In all, nearly $1 billion in bonds issued in 2006 have been downgraded or are being reviewed for downgrades because losses have risen in the pools of mortgages backing them. That still is a small portion of the roughly $483 billion of bonds that Wall Street created from subprime mortgage loans last year, according to data from Inside Mortgage Finance, an industry newsletter. Around $36.5 billion in bonds backed by second-lien mortgages were issued in 2006.
The ratings companies say they foresaw subprime problems last year, and around midyear began requiring larger loss-absorbing cushions for newer bonds they rated. That could limit future downgrades. They also say the majority of investment-grade bonds rated "A" and higher -- which constitute more than 90% of all subprime bonds -- should be adequately cushioned from losses.

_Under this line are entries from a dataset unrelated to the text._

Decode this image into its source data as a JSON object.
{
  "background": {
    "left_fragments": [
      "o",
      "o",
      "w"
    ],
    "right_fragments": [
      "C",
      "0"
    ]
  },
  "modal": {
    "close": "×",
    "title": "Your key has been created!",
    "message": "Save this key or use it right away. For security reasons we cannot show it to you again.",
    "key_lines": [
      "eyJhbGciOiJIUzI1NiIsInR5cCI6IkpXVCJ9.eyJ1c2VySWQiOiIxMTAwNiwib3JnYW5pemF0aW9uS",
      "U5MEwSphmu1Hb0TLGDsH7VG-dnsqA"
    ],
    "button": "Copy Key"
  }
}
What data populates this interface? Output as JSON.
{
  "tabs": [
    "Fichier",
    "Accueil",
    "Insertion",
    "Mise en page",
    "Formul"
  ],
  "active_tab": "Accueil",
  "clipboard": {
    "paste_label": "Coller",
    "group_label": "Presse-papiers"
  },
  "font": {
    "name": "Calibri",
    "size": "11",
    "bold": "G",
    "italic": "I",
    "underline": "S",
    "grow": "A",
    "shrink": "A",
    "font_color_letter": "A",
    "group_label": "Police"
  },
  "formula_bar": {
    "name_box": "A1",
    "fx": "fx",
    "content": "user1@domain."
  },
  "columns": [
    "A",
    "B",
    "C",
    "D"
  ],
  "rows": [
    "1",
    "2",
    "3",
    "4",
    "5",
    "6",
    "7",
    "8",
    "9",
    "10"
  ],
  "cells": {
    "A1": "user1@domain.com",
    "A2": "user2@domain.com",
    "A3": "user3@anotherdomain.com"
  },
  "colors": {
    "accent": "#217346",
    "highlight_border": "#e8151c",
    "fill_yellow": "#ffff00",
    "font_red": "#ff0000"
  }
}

"A Third of US Homebuilders May Be Downgraded -S&P" (via Reuters):
More than a third of all U.S. home builders are vulnerable to rating downgrades over the next two years as a downturn in the housing market lingers, data released by Standard & Poor's this week showed.
"The sector is now about one and a half years into what we believe may be a roughly three-year downturn," S&P said in a report. "Our home-builder rating bias is emphatically negative, as the sector is in the midst of an inventory correction of uncertain -- and potentially protracted -- duration."
About 13 percent of U.S. home builders were on review for a possible downgrade by S&P at the end of the first quarter, while 22 percent had negative outlooks, meaning a downgrade is likely over the next two years.
Ratings weakness is concentrated in junk-rated home builders; all eight investment-grade home builders have stable outlooks, S&P noted.
While investment-grade home builders appear to have adequate liquidity, "we will be looking for these companies to pare their inventory and demonstrate an ability to operate profitably at lower volumes," S&P said.
The U.S. housing market has been cooling off as home finance costs climb and subprime borrowers struggle to keep up with payments, raising foreclosure rates.
Pending sales of existing U.S. homes fell in March to a four-year low as a decline in subprime lending took its toll, data from the National Association of Realtors showed on Tuesday.
Maybe Mr. Fisher was only kidding, right? I can't wait to hear his next speech on the topic.